Nominare i giudici della Consulta si sta rivelando per il Parlamento un compito più arduo di quanto ci si aspettasse. Una quota di giudici va nominata dal Presidente della Repubblica, un’altra va invece nominata dai partiti. Proprio loro stanno in queste settimane dando pessima mostra di sé: candidati impresentabili, silurati dagli stessi compagni di schieramento, comunque in grado di generare discordia tra i gruppi parlamentari e al loro interno.
Fino a questo momento sono stati bruciati “nomi illustri”. Il riferimento è ad Antonio Catricalà (Forza Italia) e Luciano Violante (Partito Democratico). Giorgio Napolitano, che almeno all’apparenza tiene molto alle immagini delle istituzioni, ha cercato di dare il buon esempio. Mentre i politici accumulano giorni di ritardo e si fanno la guerra persino su questo campo, che politico lo è fin a un certo punto, il presidente ha nominato i giudici afferenti alla sua quota con addirittura venti giorni di anticipo.
Rischia però di valere il detto “la fretta è una cattiva consigliera”, a meno che Napolitano non abbia voluto assegnare alle nomine che spettavano a lui un chiaro significato politico.
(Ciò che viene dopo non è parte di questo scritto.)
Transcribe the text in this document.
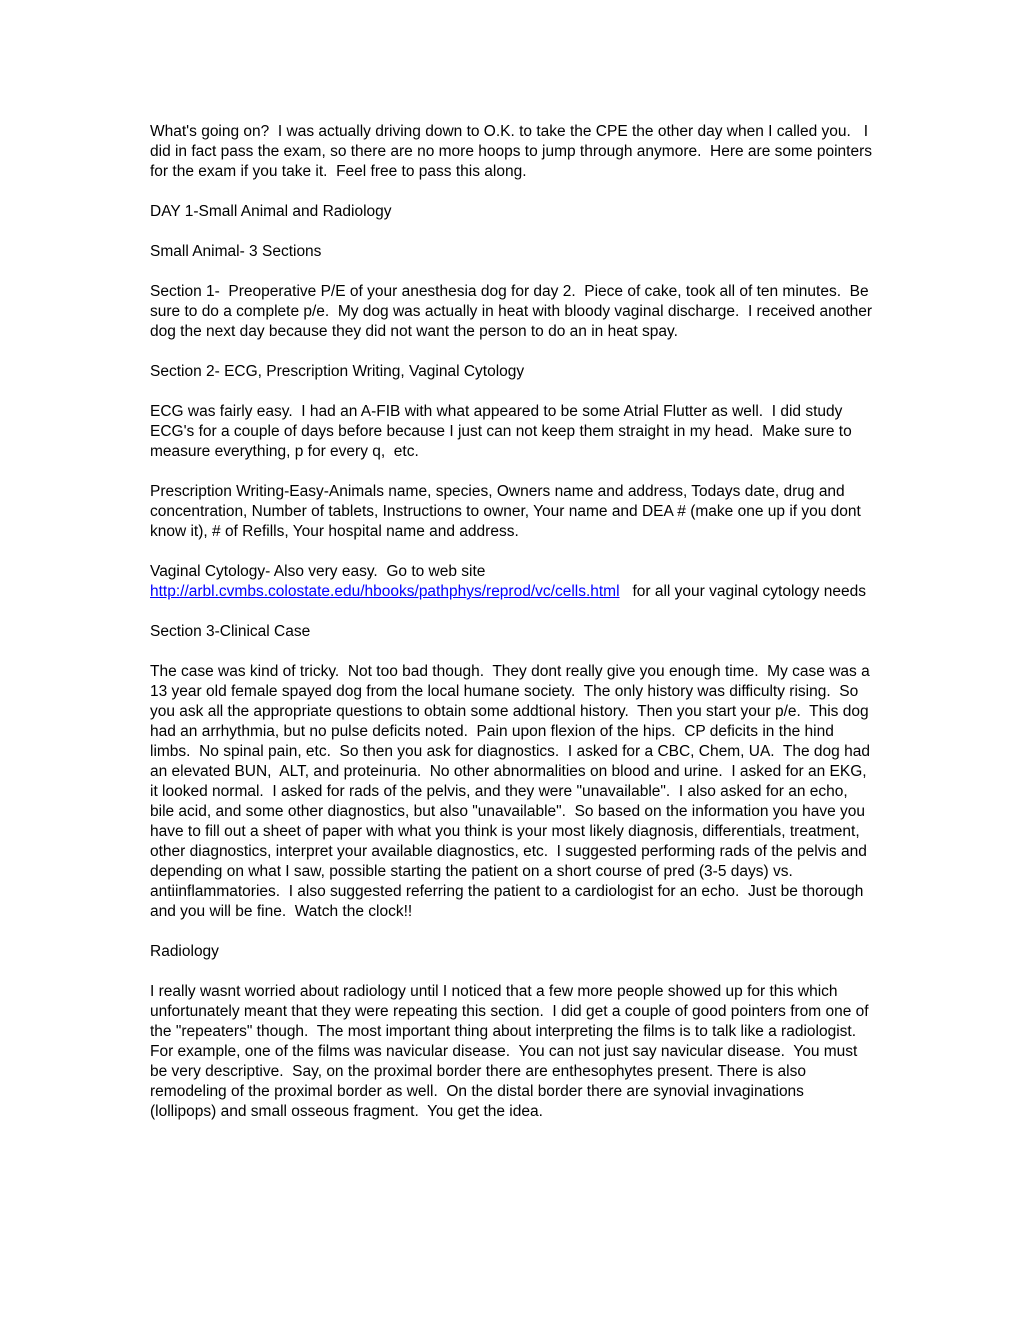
What's going on?  I was actually driving down to O.K. to take the CPE the other day when I called you.   I did in fact pass the exam, so there are no more hoops to jump through anymore.  Here are some pointers for the exam if you take it.  Feel free to pass this along.

DAY 1-Small Animal and Radiology

Small Animal- 3 Sections

Section 1-  Preoperative P/E of your anesthesia dog for day 2.  Piece of cake, took all of ten minutes.  Be sure to do a complete p/e.  My dog was actually in heat with bloody vaginal discharge.  I received another dog the next day because they did not want the person to do an in heat spay.

Section 2- ECG, Prescription Writing, Vaginal Cytology

ECG was fairly easy.  I had an A-FIB with what appeared to be some Atrial Flutter as well.  I did study ECG's for a couple of days before because I just can not keep them straight in my head.  Make sure to measure everything, p for every q,  etc.

Prescription Writing-Easy-Animals name, species, Owners name and address, Todays date, drug and concentration, Number of tablets, Instructions to owner, Your name and DEA # (make one up if you dont know it), # of Refills, Your hospital name and address.

Vaginal Cytology- Also very easy.  Go to web site http://arbl.cvmbs.colostate.edu/hbooks/pathphys/reprod/vc/cells.html   for all your vaginal cytology needs

Section 3-Clinical Case

The case was kind of tricky.  Not too bad though.  They dont really give you enough time.  My case was a 13 year old female spayed dog from the local humane society.  The only history was difficulty rising.  So you ask all the appropriate questions to obtain some addtional history.  Then you start your p/e.  This dog had an arrhythmia, but no pulse deficits noted.  Pain upon flexion of the hips.  CP deficits in the hind limbs.  No spinal pain, etc.  So then you ask for diagnostics.  I asked for a CBC, Chem, UA.  The dog had an elevated BUN,  ALT, and proteinuria.  No other abnormalities on blood and urine.  I asked for an EKG, it looked normal.  I asked for rads of the pelvis, and they were "unavailable".  I also asked for an echo, bile acid, and some other diagnostics, but also "unavailable".  So based on the information you have you have to fill out a sheet of paper with what you think is your most likely diagnosis, differentials, treatment, other diagnostics, interpret your available diagnostics, etc.  I suggested performing rads of the pelvis and depending on what I saw, possible starting the patient on a short course of pred (3-5 days) vs. antiinflammatories.  I also suggested referring the patient to a cardiologist for an echo.  Just be thorough and you will be fine.  Watch the clock!!

Radiology

I really wasnt worried about radiology until I noticed that a few more people showed up for this which unfortunately meant that they were repeating this section.  I did get a couple of good pointers from one of the "repeaters" though.  The most important thing about interpreting the films is to talk like a radiologist.  For example, one of the films was navicular disease.  You can not just say navicular disease.  You must be very descriptive.  Say, on the proximal border there are enthesophytes present. There is also remodeling of the proximal border as well.  On the distal border there are synovial invaginations (lollipops) and small osseous fragment.  You get the idea.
Purtroppo, la seconda alternativa è quella che appare più realistica.
I due giudici rispondono al nome di Daria De Pretis e Nicolò Zanon. Sostituiranno Sabino Cassese e Giuseppe Tesauro (indicati da Ciampi dieci anni fa). Per quanto riguarda la De Pretis, l’unico aspetto che desta perplessità è il legame con un ex deputato dei Democratici di Sinistra (partito antenato del Pd), Giovanni Kessler, con cui è sposata. Appunti di altro genere non se ne possono fare: il curriculum parla chiaro e appare in linea con il ruolo di giudice della consulta.
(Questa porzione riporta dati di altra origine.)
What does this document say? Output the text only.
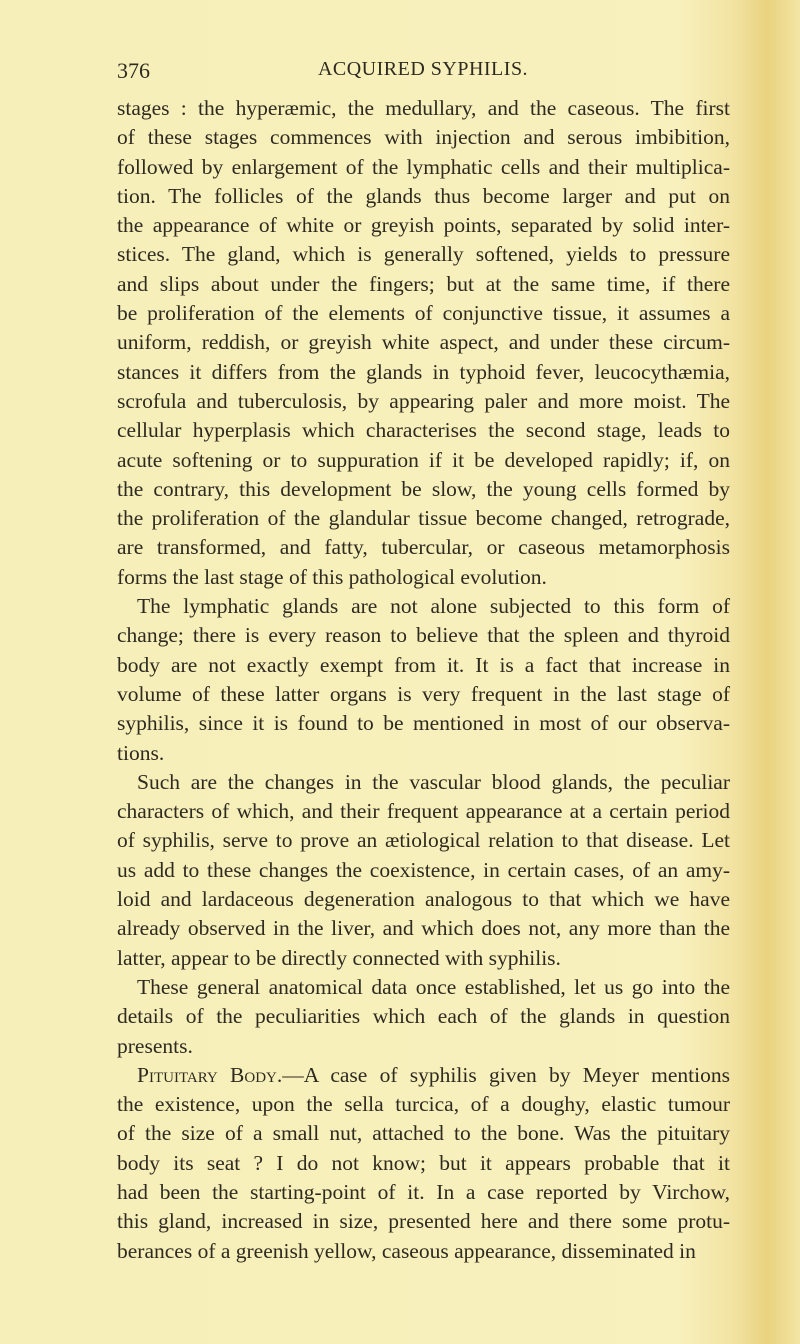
376	ACQUIRED SYPHILIS.
stages : the hyperæmic, the medullary, and the caseous. The first
of these stages commences with injection and serous imbibition,
followed by enlargement of the lymphatic cells and their multiplica-
tion. The follicles of the glands thus become larger and put on
the appearance of white or greyish points, separated by solid inter-
stices. The gland, which is generally softened, yields to pressure
and slips about under the fingers; but at the same time, if there
be proliferation of the elements of conjunctive tissue, it assumes a
uniform, reddish, or greyish white aspect, and under these circum-
stances it differs from the glands in typhoid fever, leucocythæmia,
scrofula and tuberculosis, by appearing paler and more moist. The
cellular hyperplasis which characterises the second stage, leads to
acute softening or to suppuration if it be developed rapidly; if, on
the contrary, this development be slow, the young cells formed by
the proliferation of the glandular tissue become changed, retrograde,
are transformed, and fatty, tubercular, or caseous metamorphosis
forms the last stage of this pathological evolution.
The lymphatic glands are not alone subjected to this form of
change; there is every reason to believe that the spleen and thyroid
body are not exactly exempt from it. It is a fact that increase in
volume of these latter organs is very frequent in the last stage of
syphilis, since it is found to be mentioned in most of our observa-
tions.
Such are the changes in the vascular blood glands, the peculiar
characters of which, and their frequent appearance at a certain period
of syphilis, serve to prove an ætiological relation to that disease. Let
us add to these changes the coexistence, in certain cases, of an amy-
loid and lardaceous degeneration analogous to that which we have
already observed in the liver, and which does not, any more than the
latter, appear to be directly connected with syphilis.
These general anatomical data once established, let us go into the
details of the peculiarities which each of the glands in question
presents.
Pituitary Body.—A case of syphilis given by Meyer mentions
the existence, upon the sella turcica, of a doughy, elastic tumour
of the size of a small nut, attached to the bone. Was the pituitary
body its seat ? I do not know; but it appears probable that it
had been the starting-point of it. In a case reported by Virchow,
this gland, increased in size, presented here and there some protu-
berances of a greenish yellow, caseous appearance, disseminated in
Discorso diverso per Zanon. Sia chiaro, anche il suo curriculum è di tutto rispetto, ma a far storcere il naso è la sua storia politica, non quella professionale. Il ritratto che emerge dopo anni di rapporti con il Parlamento, ai quali comunque il giudice è stato ripetutamente esposto, è quello del magistrato Berlusconiano, spesso e volentieri pronto ad affiancare l’ex Cavaliere nella sua lotta contro le “toghe rosse”.
Due episodi valgano per tutti: nel 2013 Zanon ha espresso parere contrario alla Legge Severino, non adducendo, come motivo (sarebbe stato legittimo e condivisibile) la sua morbidezza nei confronti dei corrotti. Anzi, le sue critiche vertevano sulla presunta violazione dei diritti dei parlamentari. Nel 2009, cosa ben più grave, si dichiarò favorevole al Lodo Alfano, l’insieme di norme che, se realmente varate, avrebbero protetto le prime quattro cariche dello Stato da praticamente ogni tipo di processo nel corso del suo mandato. Il legislatore, in quel frangente, ha cercato anche di distruggere l’istituto delle intercettazione, di fatto svuotandole della loro efficacia.
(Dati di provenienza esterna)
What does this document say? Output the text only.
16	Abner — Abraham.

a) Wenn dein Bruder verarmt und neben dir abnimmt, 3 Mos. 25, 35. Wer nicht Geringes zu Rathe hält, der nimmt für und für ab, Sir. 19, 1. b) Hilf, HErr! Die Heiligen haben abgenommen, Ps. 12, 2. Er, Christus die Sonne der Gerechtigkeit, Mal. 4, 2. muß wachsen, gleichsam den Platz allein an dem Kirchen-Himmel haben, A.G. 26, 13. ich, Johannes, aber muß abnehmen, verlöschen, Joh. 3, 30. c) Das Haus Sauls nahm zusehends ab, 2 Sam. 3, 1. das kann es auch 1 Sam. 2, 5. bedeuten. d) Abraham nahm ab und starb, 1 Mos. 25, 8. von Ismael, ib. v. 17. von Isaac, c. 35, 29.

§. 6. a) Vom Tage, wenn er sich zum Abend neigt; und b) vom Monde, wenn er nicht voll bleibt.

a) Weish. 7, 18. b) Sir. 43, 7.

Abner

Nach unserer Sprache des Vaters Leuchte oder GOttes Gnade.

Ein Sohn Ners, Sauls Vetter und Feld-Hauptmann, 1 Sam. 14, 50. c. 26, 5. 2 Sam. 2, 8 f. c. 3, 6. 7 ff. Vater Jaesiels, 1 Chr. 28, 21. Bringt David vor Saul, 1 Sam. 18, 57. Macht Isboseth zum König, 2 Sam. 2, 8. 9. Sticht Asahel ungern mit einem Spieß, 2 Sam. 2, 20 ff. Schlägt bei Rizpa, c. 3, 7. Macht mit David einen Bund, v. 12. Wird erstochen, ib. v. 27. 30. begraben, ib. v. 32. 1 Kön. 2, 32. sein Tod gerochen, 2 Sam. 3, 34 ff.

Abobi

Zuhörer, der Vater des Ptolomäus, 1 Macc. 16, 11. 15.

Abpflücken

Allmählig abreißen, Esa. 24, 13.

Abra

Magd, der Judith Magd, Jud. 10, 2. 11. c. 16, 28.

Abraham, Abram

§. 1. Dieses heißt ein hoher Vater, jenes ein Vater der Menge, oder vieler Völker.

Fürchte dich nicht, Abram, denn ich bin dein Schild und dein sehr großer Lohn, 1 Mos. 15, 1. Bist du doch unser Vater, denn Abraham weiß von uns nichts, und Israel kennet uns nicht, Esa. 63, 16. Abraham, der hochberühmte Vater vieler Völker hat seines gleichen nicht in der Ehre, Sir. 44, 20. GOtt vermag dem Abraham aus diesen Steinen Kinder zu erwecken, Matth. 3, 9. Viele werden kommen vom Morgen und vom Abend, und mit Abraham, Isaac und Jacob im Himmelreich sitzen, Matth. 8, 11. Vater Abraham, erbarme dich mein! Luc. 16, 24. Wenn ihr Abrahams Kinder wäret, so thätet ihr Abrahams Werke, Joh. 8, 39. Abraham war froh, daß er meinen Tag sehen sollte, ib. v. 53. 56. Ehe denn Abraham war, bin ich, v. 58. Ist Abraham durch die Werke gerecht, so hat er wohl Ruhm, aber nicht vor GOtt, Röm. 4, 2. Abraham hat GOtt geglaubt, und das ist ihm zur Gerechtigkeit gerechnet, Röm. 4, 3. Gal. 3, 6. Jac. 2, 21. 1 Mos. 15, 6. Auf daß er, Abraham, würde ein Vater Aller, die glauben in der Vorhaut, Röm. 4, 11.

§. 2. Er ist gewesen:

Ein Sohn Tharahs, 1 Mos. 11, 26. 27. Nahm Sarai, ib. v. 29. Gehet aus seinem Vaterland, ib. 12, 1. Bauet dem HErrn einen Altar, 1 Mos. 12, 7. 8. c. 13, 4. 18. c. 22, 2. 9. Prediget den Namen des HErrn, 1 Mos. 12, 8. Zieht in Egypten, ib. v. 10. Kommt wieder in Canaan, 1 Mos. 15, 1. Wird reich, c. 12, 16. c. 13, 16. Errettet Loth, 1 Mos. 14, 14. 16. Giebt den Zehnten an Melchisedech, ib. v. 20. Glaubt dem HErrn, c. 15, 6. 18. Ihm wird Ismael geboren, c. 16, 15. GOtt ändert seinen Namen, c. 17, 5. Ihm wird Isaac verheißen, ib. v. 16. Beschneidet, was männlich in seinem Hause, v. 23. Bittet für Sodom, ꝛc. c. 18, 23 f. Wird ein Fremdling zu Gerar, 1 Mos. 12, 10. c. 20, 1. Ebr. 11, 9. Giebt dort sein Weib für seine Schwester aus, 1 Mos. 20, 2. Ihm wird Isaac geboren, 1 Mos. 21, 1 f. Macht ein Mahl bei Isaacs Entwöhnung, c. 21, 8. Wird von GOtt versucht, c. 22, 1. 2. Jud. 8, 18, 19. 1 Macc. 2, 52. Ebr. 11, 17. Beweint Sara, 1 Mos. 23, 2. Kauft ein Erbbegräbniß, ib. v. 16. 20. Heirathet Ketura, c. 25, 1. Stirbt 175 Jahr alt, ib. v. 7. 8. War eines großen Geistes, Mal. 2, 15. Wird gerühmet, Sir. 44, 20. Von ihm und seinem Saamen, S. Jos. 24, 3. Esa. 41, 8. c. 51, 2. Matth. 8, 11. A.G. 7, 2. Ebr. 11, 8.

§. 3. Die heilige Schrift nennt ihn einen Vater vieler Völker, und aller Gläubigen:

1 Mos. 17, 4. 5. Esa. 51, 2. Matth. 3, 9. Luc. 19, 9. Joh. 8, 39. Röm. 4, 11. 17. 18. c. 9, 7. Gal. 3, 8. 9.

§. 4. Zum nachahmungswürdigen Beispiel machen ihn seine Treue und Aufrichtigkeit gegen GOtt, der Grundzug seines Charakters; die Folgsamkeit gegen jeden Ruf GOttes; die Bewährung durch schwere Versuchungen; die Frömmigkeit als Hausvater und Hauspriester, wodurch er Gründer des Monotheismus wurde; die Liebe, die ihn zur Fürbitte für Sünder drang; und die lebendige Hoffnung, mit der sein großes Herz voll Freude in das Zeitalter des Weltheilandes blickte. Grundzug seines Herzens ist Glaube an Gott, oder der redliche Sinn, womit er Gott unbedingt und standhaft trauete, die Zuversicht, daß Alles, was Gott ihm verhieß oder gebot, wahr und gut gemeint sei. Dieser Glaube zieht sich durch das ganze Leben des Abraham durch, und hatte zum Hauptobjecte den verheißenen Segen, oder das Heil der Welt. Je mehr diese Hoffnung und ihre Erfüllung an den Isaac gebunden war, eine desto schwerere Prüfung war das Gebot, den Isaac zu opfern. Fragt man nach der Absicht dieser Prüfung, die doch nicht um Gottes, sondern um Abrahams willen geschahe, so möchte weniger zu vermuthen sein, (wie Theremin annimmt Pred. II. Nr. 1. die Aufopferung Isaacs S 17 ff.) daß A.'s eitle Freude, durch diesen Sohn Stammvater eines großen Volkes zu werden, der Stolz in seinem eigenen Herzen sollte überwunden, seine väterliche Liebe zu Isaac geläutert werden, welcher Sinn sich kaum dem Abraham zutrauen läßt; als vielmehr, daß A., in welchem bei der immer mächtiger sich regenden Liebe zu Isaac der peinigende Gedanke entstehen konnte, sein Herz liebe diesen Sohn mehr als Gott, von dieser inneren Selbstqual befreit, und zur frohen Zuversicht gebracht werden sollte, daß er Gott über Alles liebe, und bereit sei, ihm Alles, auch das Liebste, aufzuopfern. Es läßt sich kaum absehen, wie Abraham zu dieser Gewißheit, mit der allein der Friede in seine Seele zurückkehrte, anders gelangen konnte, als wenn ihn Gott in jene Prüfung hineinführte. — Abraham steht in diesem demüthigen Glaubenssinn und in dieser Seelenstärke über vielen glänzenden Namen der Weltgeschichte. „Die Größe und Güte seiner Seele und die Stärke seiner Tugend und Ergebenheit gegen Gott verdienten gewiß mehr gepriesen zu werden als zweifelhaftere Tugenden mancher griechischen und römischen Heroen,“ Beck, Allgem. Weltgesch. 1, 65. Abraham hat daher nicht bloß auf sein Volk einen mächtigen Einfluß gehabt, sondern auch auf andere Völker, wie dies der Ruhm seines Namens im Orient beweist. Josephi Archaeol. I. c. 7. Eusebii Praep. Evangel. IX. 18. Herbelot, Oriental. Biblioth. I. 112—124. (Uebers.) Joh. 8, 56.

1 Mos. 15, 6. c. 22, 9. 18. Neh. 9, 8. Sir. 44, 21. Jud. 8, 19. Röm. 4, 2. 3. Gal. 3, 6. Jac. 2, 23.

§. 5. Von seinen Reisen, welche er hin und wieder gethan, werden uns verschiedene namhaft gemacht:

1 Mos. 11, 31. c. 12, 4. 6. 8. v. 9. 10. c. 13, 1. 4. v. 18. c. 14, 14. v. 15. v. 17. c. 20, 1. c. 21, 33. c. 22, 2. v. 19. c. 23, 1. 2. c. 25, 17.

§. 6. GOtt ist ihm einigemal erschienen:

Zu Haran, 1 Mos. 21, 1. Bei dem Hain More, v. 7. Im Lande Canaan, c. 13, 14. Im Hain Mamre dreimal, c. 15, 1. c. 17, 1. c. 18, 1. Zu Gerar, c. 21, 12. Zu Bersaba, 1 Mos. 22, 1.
La storia di Zanon è anche una storia di compromessi e di ricerca del dialogo, anche con gli impresentabili. Non a caso è tra i fondatori del progetto ItaliaDecide, una sorta di tavola rotonda permanente il cui scopo sarebbe quello di promuovere politiche pubbliche efficienti e condivise. Nei fatti, un assembramento di destrorsi e sinistrorsi, uomini al di sopra di ogni sospetto e amministratori protagonisti dei periodi più bui della storia italiana. Questi i nomi: Giuliano Amato, Alessandro Campi, Vincenzo Cerulli Irelli, Paolo De Ioanna, Gianni Letta, Massimo Luciani, Domenico Marchetta, Pier Carlo Padoan, Angelo Maria Petroni, Giulio Tremonti e ovviamente Luciano Violante.
Ciononostante, la sua nomina ha incontrato il plauso di Renzi. In una nota ha dichiarato: “Molto bene la decisione del presidente Napolitano, sono scelte di ottima qualità. Adesso il Parlamento non ha più alibi, si deve chiudere”.